Tips for training bare feet to walk everywhere you want!
My personal experience is that it takes only about ten to fourteen days if you
try to barefoot one or two hours a day to train your feet to an extent so that
you should be able to walk on pavement, sand, forest floor, grass, gravel, and
plain dust and dirt without feeling pain. An interested beginner should follow
a few tips to make his or her first steps into an unshod world a pleasurable
one...:
- Begin your first barefoot trips early in the year, on a warm Spring day,
for instance. Starting walking barefoot in hot mid-Summer, when the sun heats up the ground to boiling temperatures. might scorch the untrained
bare sole, and that means pain...!
- As soon as you start feeling uncomfortable, stop! Take a break, or put the shoes you carry with you back on. It won't take you long to leave those shoes at home and walk around barefoot a whole day... from getting up until going to bed.
- In case you might get into a cool rain shower, be prepared: rainproof
clothing and an extra pullover should be part of your equipment... it may
sound illogical, but the best thing to do when bare feet get cold, is to
put on extra clothing. Why...? Because by putting on a warm pullover, the core
body temperature stays high enough to make up for the loss of warmth in your
hands and feet... As far as temperature tolerance is concerned, anything
goes... (my personal low limit at the moment is +5°C - about 41°F - and at the
time I wrote this - mid-September - the ground tended to get rather cool at
first touch!!). The only thing about temperature limits: Avoid walking
barefoot when temperatures drop to 0° or considerably below 0°!! (-2°C are now believed to be the magical number, as far as I have heard. But I'll have to check for verification of that figure.)
Frost can severly damage your bare feet, and you should get to wearing
shoes again, as soon as your toes start to feel numb, losing colour and
staying pale... If your toes are rosy pink when walking barefoot in cooler
weather, fine. That indicates, that circulation is still running as it
should.
- The utmost safety rule: Watch your step! It may sound painfully obvious,
but this is an essential part of walking barefoot. Beginners as well as
'professionals' have to follow the rule to watch out for possible dangers on
their path, to ensure that their pastime remains a fun and healthy one. This
does not mean, of course, that a barefooter's eyes have to be glued to the
toes, but it is advisable to take looks at the path two or three paces ahead,
watching out for objects like glass splinters, thorns, or the unpleasant little
(or sometimes really huge) smelly surprises left by our four-legged friends.

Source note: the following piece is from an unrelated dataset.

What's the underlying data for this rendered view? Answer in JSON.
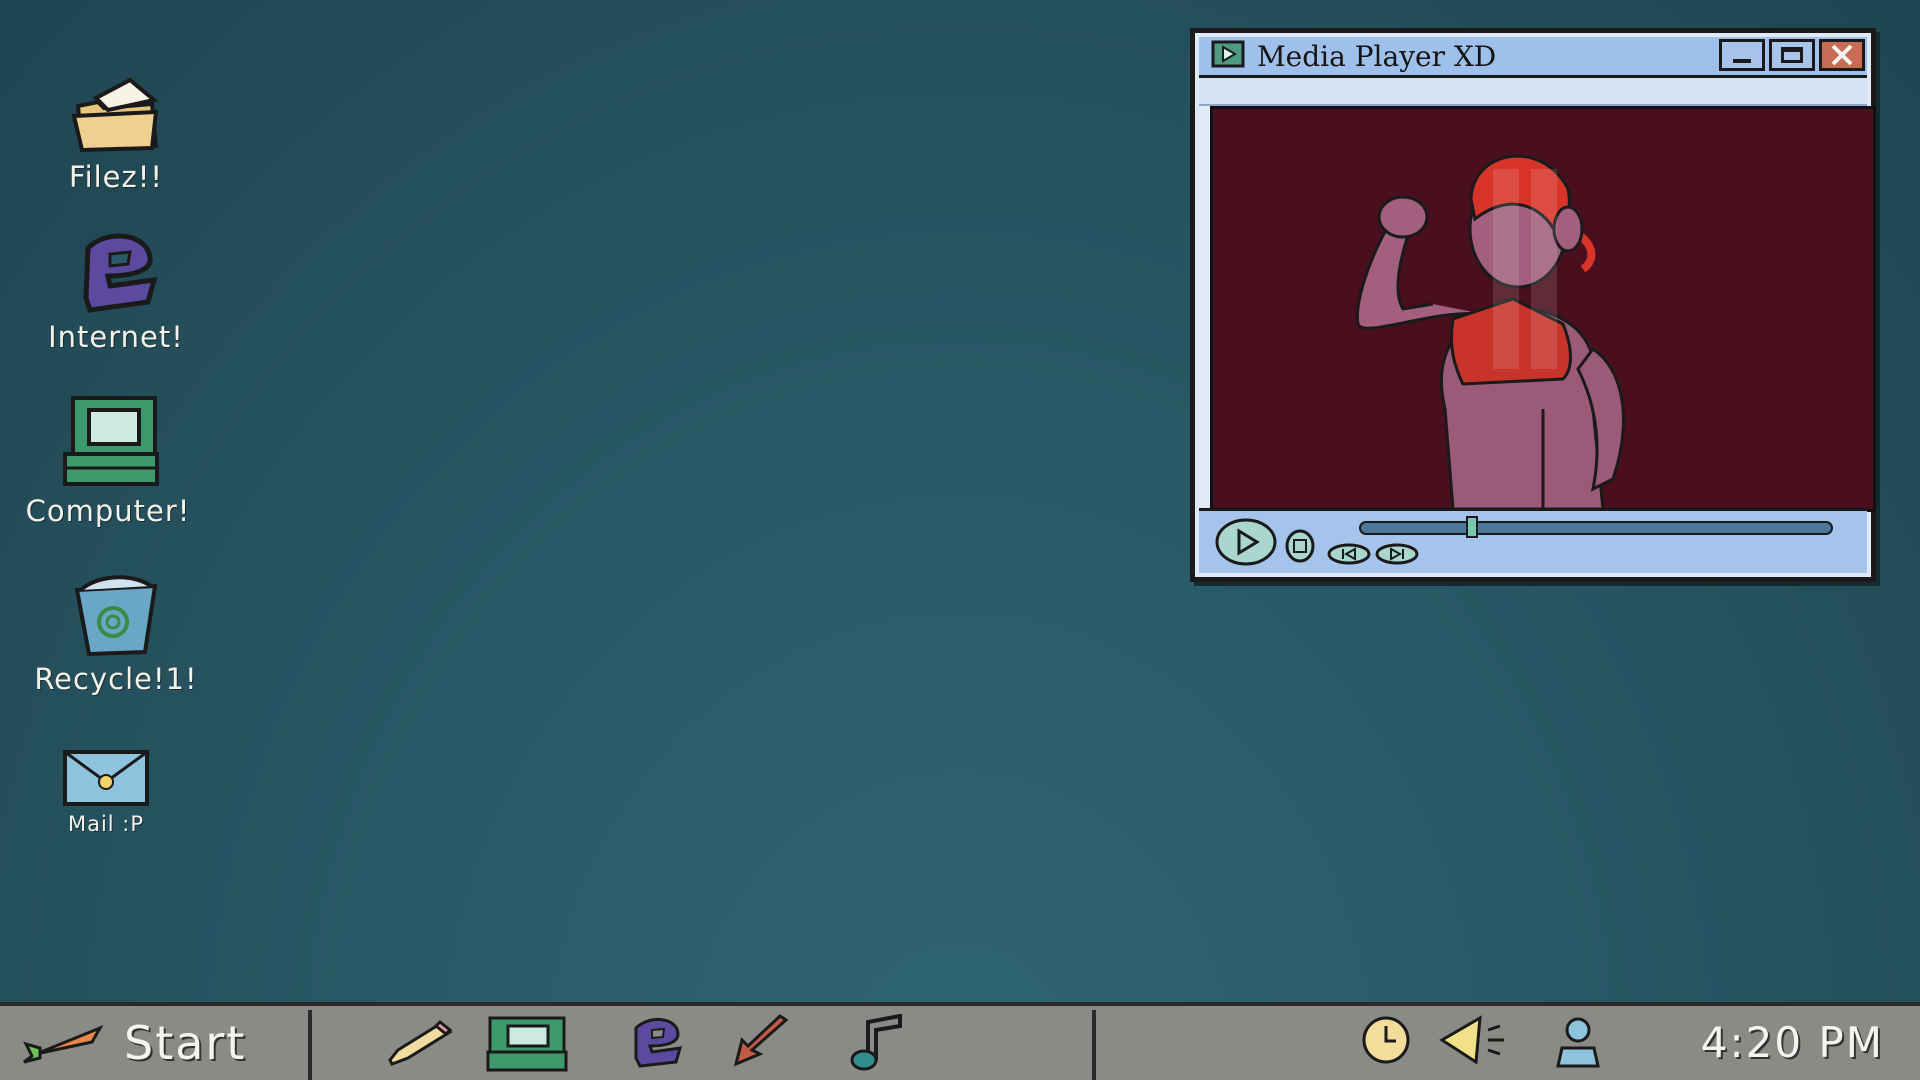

Walking barefoot often (or ideally: constantly) will train the feet sufficiently enough to turn stepping into a small glass splinter into a harmless affair.
The barefooter will notice that (s)he stepped onto something sharp, but the
bare sole is now so well-trained, that the little javelin will not impale.

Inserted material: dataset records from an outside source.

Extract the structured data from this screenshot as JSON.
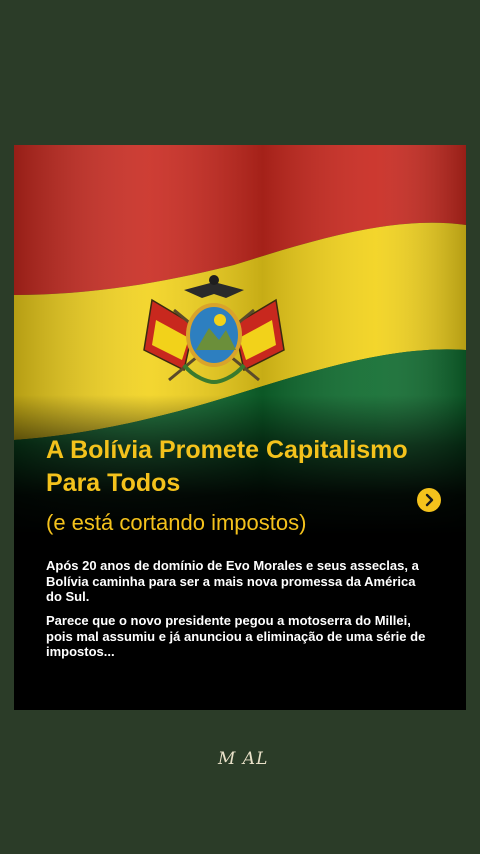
{
  "post": {
    "title": "A Bolívia Promete Capitalismo Para Todos",
    "subtitle": "(e está cortando impostos)",
    "paragraph_1": "Após 20 anos de domínio de Evo Morales e seus asseclas, a Bolívia caminha  para ser a mais nova promessa da América do Sul.",
    "paragraph_2": "Parece que o novo presidente pegou a motoserra do Millei, pois mal  assumiu e já anunciou a eliminação de uma série de impostos..."
  },
  "branding": {
    "signature": "M AL"
  },
  "icons": {
    "next": "chevron-right-icon",
    "coat_of_arms": "bolivia-coat-of-arms-icon"
  },
  "colors": {
    "background": "#2b3c28",
    "accent": "#f4c21c",
    "flag_red": "#c8281e",
    "flag_yellow": "#f2d21a",
    "flag_green": "#0e6b2e"
  }
}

- When walking barefoot, walk this way (Aerosmith pun... :)):
Always step down straight, bringing the front part of your foot
down first, then bringing down the heel to stabilize. Since the ball of your foot is the broadest part of it, it's just logical, that it should take the main
weight of your body. The heel is only there to stabilize the step, so that we
won't have to topple and fall from failing a balance act...
Do not try to think constantly about how to walk... it will become a habitual act very soon - in fact, you are likely to walk barefoot the right way, as soon as you hear a stomping sound, indicating that you brought down the heel first, putting too much weight onto it.
Is it healthy to walk like that, when we have been told to bring the heel down
first, and then step on by letting the weight roll from heel to toe...? Yes, it is. The aforementioned movememnt is almost simultaneous. Women wearing high-heel shoes do it all the time... When walking barefoot you should avoid, bringing your heel down first, as the heel bone is only protected by a layer of skin instead of the high-tech suspension of a $359 sports shoe (the figure is just a guessed one, no actually known one...). Slamming your heel down onto the ground unprotectedly will after some time result in pain, in the worst case in having splinters cracking loose from the heel bone, and - most of all, it is loud! A barefooter's step should be discreet and sometimes even totally unheard... When you find yourself 'stomping' rather than walking comparingly soundlessly, check yourself, and change your walking style.
Another health aspect of not bringing down the heel first is that the tendons and ligaments in your ankles and knees are not stretched and strained as much. Every shock to the heel bone sends shocks to the ankles and knees, straining muscles, tendons and ligaments. I, personally, had quite some problems due to overstretching my ankles, when walking shod, in my ankles and knees... (due to my overweight...) I haven't lost much weight since then, but since walking barefoot, the strain has become less, and I haven't suffered from sore ankles and pain in my knees since.